Iraq Braces for Bloodshed as Saddam Verdict Looms

Iraqi policemen frisk pedestrians at a checkpoint in central Baghdad, Nov. 4, 2006 (AFP Photo)

Iraq braced itself Saturday for a violent backlash from Saddam Hussein's remaining supporters if, as expected, the ousted leader is sentenced to death in his trial for crimes against humanity.

National Security Advisor Muwaffaq al-Rubaie said a curfew would be in force on Sunday in Baghdad and the flashpoint provinces of Diyala and Salaheddin, which contains the deposed dictator's hometown of Tikrit, on the verdict day.

State television said all pedestrian and road traffic would be banned indefinitely from 6:00 am (0300 GMT) Sunday and the international airport shut, before the televised trial hearing begins.

A car bomb exploded in the Sadr City suburb of mainly Shiite east Baghdad, a security official said, as violence in and around the Iraqi capital killed at least eight people in a series of gun and bomb attacks Saturday.

Five members of Iraqi President Jalal Talabani's security detail were killed in a roadside bomb attack Friday in northern Iraq, a source from his party said.
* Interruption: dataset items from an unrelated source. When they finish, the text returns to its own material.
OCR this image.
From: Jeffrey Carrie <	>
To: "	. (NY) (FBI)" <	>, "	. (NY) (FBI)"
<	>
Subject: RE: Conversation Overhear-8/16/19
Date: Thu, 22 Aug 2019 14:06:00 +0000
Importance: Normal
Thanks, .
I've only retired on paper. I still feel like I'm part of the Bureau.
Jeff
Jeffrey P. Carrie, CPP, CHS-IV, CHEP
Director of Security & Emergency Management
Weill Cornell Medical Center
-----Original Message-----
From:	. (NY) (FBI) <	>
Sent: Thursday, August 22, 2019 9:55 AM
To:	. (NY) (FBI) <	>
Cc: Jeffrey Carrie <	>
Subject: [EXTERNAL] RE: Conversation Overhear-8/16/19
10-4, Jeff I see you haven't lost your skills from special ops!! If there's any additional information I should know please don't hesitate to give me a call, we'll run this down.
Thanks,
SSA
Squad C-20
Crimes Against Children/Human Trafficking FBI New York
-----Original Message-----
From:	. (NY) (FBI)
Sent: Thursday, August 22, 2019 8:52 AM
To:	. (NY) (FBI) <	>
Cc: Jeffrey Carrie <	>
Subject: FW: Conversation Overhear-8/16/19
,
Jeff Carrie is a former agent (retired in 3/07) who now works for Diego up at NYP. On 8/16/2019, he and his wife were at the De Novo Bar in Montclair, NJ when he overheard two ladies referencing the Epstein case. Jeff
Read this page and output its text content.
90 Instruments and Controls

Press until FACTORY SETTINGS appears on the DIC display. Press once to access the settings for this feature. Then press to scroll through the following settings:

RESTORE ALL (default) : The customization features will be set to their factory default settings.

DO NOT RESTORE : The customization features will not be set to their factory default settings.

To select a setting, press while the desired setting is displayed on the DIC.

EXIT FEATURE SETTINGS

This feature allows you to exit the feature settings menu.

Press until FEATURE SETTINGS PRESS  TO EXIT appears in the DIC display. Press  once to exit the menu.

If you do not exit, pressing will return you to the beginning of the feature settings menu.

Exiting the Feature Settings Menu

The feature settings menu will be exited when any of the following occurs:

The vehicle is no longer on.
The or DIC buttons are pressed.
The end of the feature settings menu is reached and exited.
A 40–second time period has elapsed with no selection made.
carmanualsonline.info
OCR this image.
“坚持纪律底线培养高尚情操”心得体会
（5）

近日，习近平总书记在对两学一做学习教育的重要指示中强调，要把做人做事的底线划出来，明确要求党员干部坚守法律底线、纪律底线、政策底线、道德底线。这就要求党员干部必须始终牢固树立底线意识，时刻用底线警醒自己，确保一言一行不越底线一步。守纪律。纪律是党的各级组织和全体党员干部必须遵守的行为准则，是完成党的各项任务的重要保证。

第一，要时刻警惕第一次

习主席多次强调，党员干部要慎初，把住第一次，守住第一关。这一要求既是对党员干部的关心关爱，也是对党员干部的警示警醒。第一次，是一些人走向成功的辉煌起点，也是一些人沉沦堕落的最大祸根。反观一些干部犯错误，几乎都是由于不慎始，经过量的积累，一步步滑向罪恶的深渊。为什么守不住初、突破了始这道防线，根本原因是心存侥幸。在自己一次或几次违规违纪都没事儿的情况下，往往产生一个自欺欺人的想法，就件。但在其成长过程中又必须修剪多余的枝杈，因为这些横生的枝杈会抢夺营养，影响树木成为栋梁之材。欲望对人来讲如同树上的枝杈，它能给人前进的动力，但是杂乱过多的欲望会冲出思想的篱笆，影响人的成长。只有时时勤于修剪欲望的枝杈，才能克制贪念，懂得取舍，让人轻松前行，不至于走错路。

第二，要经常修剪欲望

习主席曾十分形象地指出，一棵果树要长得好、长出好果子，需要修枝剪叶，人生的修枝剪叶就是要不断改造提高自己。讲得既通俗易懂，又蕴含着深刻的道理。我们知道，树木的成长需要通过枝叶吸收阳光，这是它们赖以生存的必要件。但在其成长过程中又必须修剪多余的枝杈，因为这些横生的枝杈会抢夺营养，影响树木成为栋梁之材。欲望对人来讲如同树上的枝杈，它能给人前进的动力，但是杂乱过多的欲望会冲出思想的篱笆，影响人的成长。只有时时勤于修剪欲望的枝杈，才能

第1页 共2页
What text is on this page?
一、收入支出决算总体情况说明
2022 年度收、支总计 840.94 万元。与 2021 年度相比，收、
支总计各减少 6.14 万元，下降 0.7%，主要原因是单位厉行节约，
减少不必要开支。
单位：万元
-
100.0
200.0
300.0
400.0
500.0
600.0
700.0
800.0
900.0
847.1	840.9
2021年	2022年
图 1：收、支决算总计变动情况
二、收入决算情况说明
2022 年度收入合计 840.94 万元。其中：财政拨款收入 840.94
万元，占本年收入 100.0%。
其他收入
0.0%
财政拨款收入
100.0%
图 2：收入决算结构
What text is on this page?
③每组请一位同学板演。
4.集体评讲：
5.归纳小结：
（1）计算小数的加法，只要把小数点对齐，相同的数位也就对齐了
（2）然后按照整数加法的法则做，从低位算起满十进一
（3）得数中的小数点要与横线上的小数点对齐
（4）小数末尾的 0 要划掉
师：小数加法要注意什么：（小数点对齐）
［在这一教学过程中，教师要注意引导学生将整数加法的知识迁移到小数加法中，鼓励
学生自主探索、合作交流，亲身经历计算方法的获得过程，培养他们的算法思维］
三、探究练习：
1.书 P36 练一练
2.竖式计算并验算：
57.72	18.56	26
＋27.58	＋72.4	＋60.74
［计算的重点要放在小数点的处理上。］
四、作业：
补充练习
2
Talabani was out of the country and in no personal danger.

Saddam and seven former regime officials face a verdict on Sunday in their trial for ordering the killing of 148 Shiites in the early 1980s in the village of Dujail, where the deposed president escaped an assassination bid in 1982.

It is feared that the verdict, in which Saddam faces a possible death penalty, could trigger widespread violence in already war-torn Iraq between remaining supporters of the former president and his many enemies.

In addition to the curfew, more "security measures are under consideration", Rubaie told reporters on Friday.

Iraq has also cancelled all military leave and put its armed forces on alert to prevent violence before or after Sunday's ruling by the Iraqi High Tribunal.